As earnings reports started rolling in for the third quarter, we found that all of our companies in the Long Term Growth model continued to execute well. However, higher expectations and cautious guidance have caused all but one of our stocks to fall significantly following the earnings reports. Below is quick recap on Q3 results so far and our take on them.
AthenaHealth (ATHN) reported 26% revenue growth on a year-over-year basis as of November 1. However, CEO Jonathan Bush has set a 30% per annum growth target. Therefore, Wall Street analysts were disappointed.
Our take is that a significant addition of new practitioners during the quarter and a major deal with Health Management Associates (HMA) have yet to show up in the revenue stream. We believe AthenaHealth continues to have a bright outlook and the current stock price offers an attractive entry point.

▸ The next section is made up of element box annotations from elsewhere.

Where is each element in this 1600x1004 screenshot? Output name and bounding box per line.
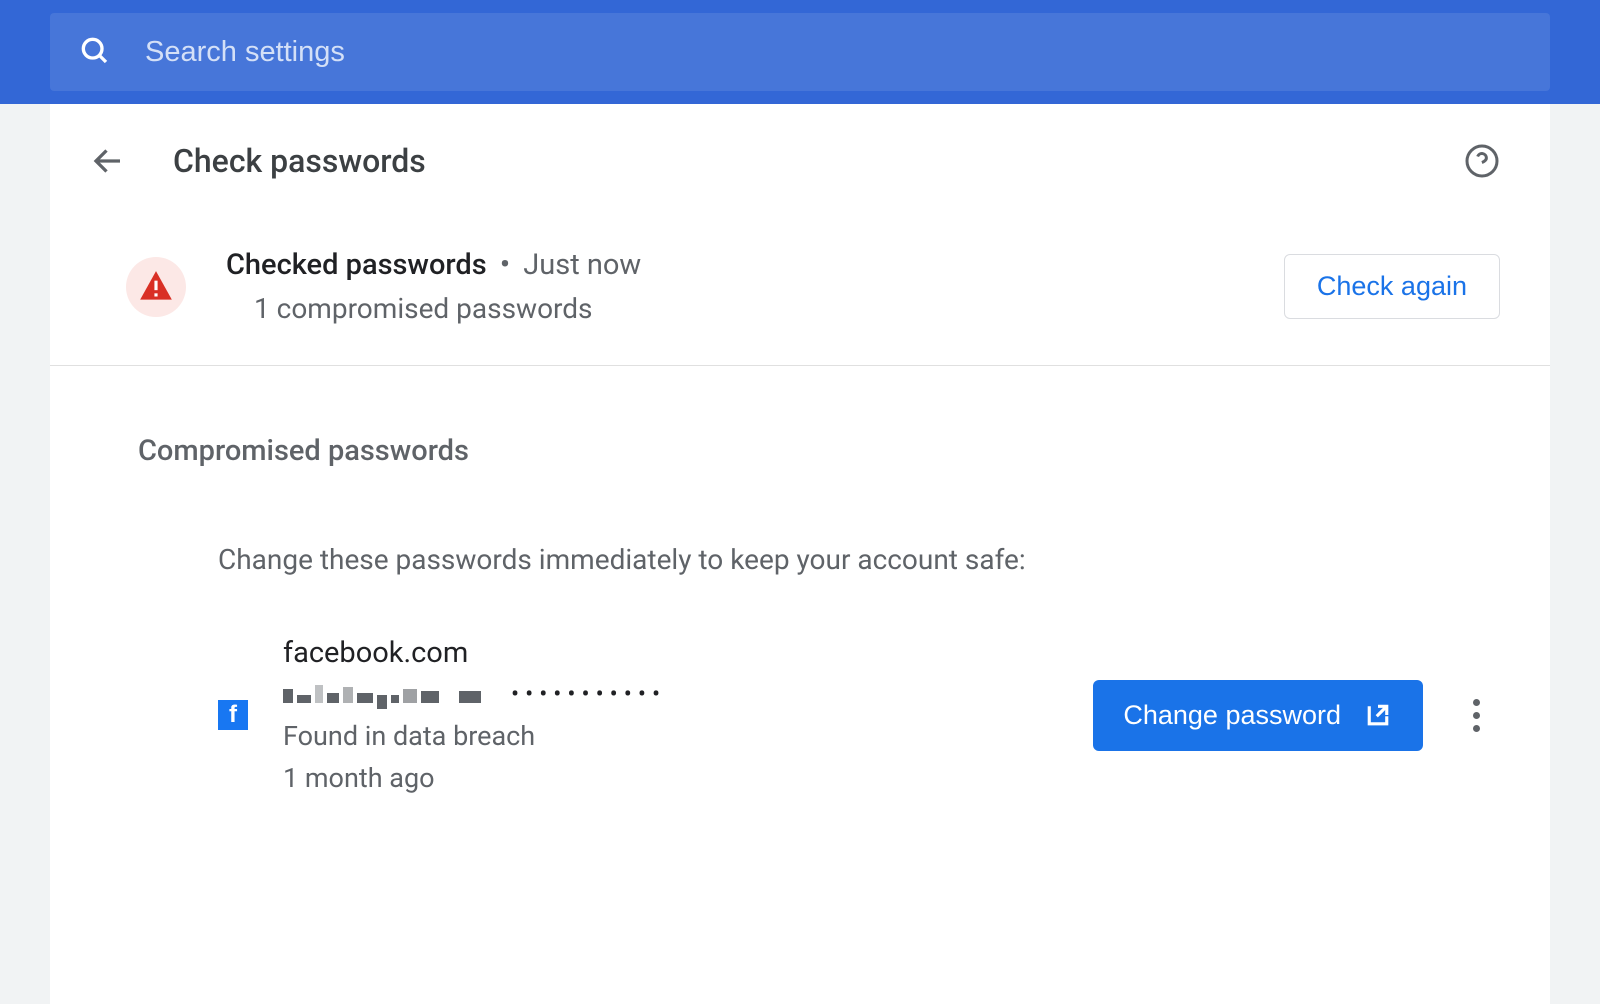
compromised-heading: Compromised passwords xyxy=(138,434,1510,468)
content-panel: Check passwords Checked passwords • Just… xyxy=(50,104,1550,1004)
status-summary: 1 compromised passwords xyxy=(254,292,1284,325)
status-label: Checked passwords xyxy=(226,248,487,282)
password-meta-row: ••••••••••• xyxy=(283,680,1093,708)
status-section: Checked passwords • Just now 1 compromis… xyxy=(50,218,1550,366)
search-container[interactable] xyxy=(50,13,1550,91)
breach-time: 1 month ago xyxy=(283,762,1093,794)
search-icon xyxy=(78,34,110,70)
status-time: Just now xyxy=(523,248,641,282)
warning-triangle-icon xyxy=(137,268,175,306)
compromised-section: Compromised passwords Change these passw… xyxy=(50,366,1550,794)
help-icon[interactable] xyxy=(1464,143,1500,179)
search-input[interactable] xyxy=(145,36,1522,69)
more-options-icon[interactable] xyxy=(1473,699,1480,732)
change-password-label: Change password xyxy=(1123,700,1341,731)
header-bar xyxy=(0,0,1600,104)
check-again-button[interactable]: Check again xyxy=(1284,254,1500,319)
warning-badge xyxy=(126,257,186,317)
breach-info: Found in data breach xyxy=(283,720,1093,752)
site-name: facebook.com xyxy=(283,636,1093,670)
password-mask: ••••••••••• xyxy=(511,680,666,708)
page-title: Check passwords xyxy=(173,142,426,180)
password-details: facebook.com xyxy=(283,636,1093,794)
external-link-icon xyxy=(1363,700,1393,730)
facebook-icon: f xyxy=(229,701,237,729)
panel-header: Check passwords xyxy=(50,104,1550,218)
back-arrow-icon[interactable] xyxy=(90,143,126,179)
password-item: f facebook.com xyxy=(138,576,1510,794)
status-text: Checked passwords • Just now 1 compromis… xyxy=(226,248,1284,325)
change-password-button[interactable]: Change password xyxy=(1093,680,1423,751)
obscured-username xyxy=(283,685,481,703)
compromised-subtext: Change these passwords immediately to ke… xyxy=(218,543,1510,576)
status-separator: • xyxy=(500,248,510,282)
site-favicon: f xyxy=(218,700,248,730)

Our flagship holding, robotics maker iRobot (IRBT), had a great Q3 report with home robots revenue growing 33% on an annual basis for the quarter. However, its defense business deteriorated faster than expected and management is forecasting this business to continue sliding in the months ahead. That makes the whole company’s outlook flat for next year or so and the Street didn’t digest that news well.
This stock closed at $18.29 on November 9 with a market cap of $505 million. With net assets at more than half of the market cap, right now in our opinion IRBT is a great value stock in addition to a great growth stock. We continue to believe in this story and intend to hold the stock.
Our 3D printing companies, 3D Systems (DDD) and Stratatsys (SSYS), also came out with great results. The stock of 3D Systems jumped 15%+ after the company’s earnings announcement on October 25, though DDD has given up some of its gains since then.
At this point, it seems like 3D Systems is executing better on its aggressive acquisition-fueled growth strategy while Stratasys has more work to do to consummate its merger with Israel based Objet. Nevertheless, we continue to believe in the long term growth of this space and see no reason to change our holdings.
MercadoLibre (MELI) reported weaker-than-expected earnings. Even with Q3 revenue growth of 19% in US dollars and 37% in local currency terms, MELI missed street expectations by a few points. The result was a double- digit drop in the stock price following the earnings.
In our opinion, the company’s growth story remains intact and management is doing the right things to continue to further grow the business. Based on such criteria, we continue to hold the stock.
The investments discussed are held in client accounts as of October 31. These investments may or may not be currently held in client accounts. The reader should not assume that any investments identified were or will be profitable or that any investment recommendations or investment decisions we make in the future will be profitable.
Certain information contained in this presentation is based upon forward-looking statements, information and opinions, including descriptions of anticipated market changes and expectations of future activity. The manager believes that such statements, information and opinions are based upon reasonable estimates and assumptions. However, forward-looking statements, information and opinions are inherently uncertain and actual events or results may differ materially from those reflected in the forward-looking statements. Therefore, undue reliance should not be placed on such forward-looking statements, information and opinions.